Il demande en outre à la cour de donner acte à la Sca Rhonea de ce qu’elle ne formule aucune demande au titre de la récolte 2014, de dire abusive la compensation opérée par elle pendant près de quatre ans et de la condamner à lui payer la somme de 60 000 euros à titre de dommages et intérêts.
Subsidiairement, il demande à la cour de dire nulle et non avenue la décision du conseil d’administration du 8 juillet 2013, de la dire non conforme et invalide, de dire nulles et non avenues les pénalités qui lui ont été notifiées, d’annuler toute pénalité statutaire retenue à son encontre, de dire que la Sca Rhonea est redevable à son égard de l’ensemble des pénalités retenues à hauteur de 79 316,94 euros au titre du solde de récoltes 2012, des acomptes et du solde de récoltes 2013, des acomptes de récoltes 2014 et des acomptes de récoltes 2015, de constater que la Sca Rhonea a réglé la somme de 78 828,65 euros, de la condamner ainsi au paiement de la somme de 488,29 euros au titre des sommes restant dues, et de la condamner à lui payer la somme de 60 000 euros à titre de dommages et intérêts.

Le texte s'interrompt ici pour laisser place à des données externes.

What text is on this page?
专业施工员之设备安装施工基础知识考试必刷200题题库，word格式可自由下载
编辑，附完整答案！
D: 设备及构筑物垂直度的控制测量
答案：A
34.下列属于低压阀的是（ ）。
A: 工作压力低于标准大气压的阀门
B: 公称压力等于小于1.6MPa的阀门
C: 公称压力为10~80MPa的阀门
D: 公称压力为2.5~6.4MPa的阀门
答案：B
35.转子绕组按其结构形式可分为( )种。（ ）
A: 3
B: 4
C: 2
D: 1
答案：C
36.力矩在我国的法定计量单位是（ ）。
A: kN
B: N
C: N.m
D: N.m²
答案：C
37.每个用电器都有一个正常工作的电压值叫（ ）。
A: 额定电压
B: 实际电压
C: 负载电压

À titre infiniment subsidiaire, il demande à la cour de dire nulles et non avenues les pénalités qui lui ont été notifiées, d’annuler toute pénalité statutaire retenue à son encontre, de dire que la Sca Rhonea est redevable à son égard de l’ensemble des pénalités retenues à hauteur de 79 316,94 euros au titre du solde de récoltes 2012, des acomptes et du solde de récoltes 2013, des acomptes de récoltes 2014 et des acomptes de récoltes 2015, de constater que la Sca Rhonea a réglé la somme de 78 828,65 euros, de la condamner ainsi au paiement de la somme de 488,29 euros au titre des sommes restant dues, et de la condamner à lui payer la somme de 60 000 euros à titre de dommages et intérêts.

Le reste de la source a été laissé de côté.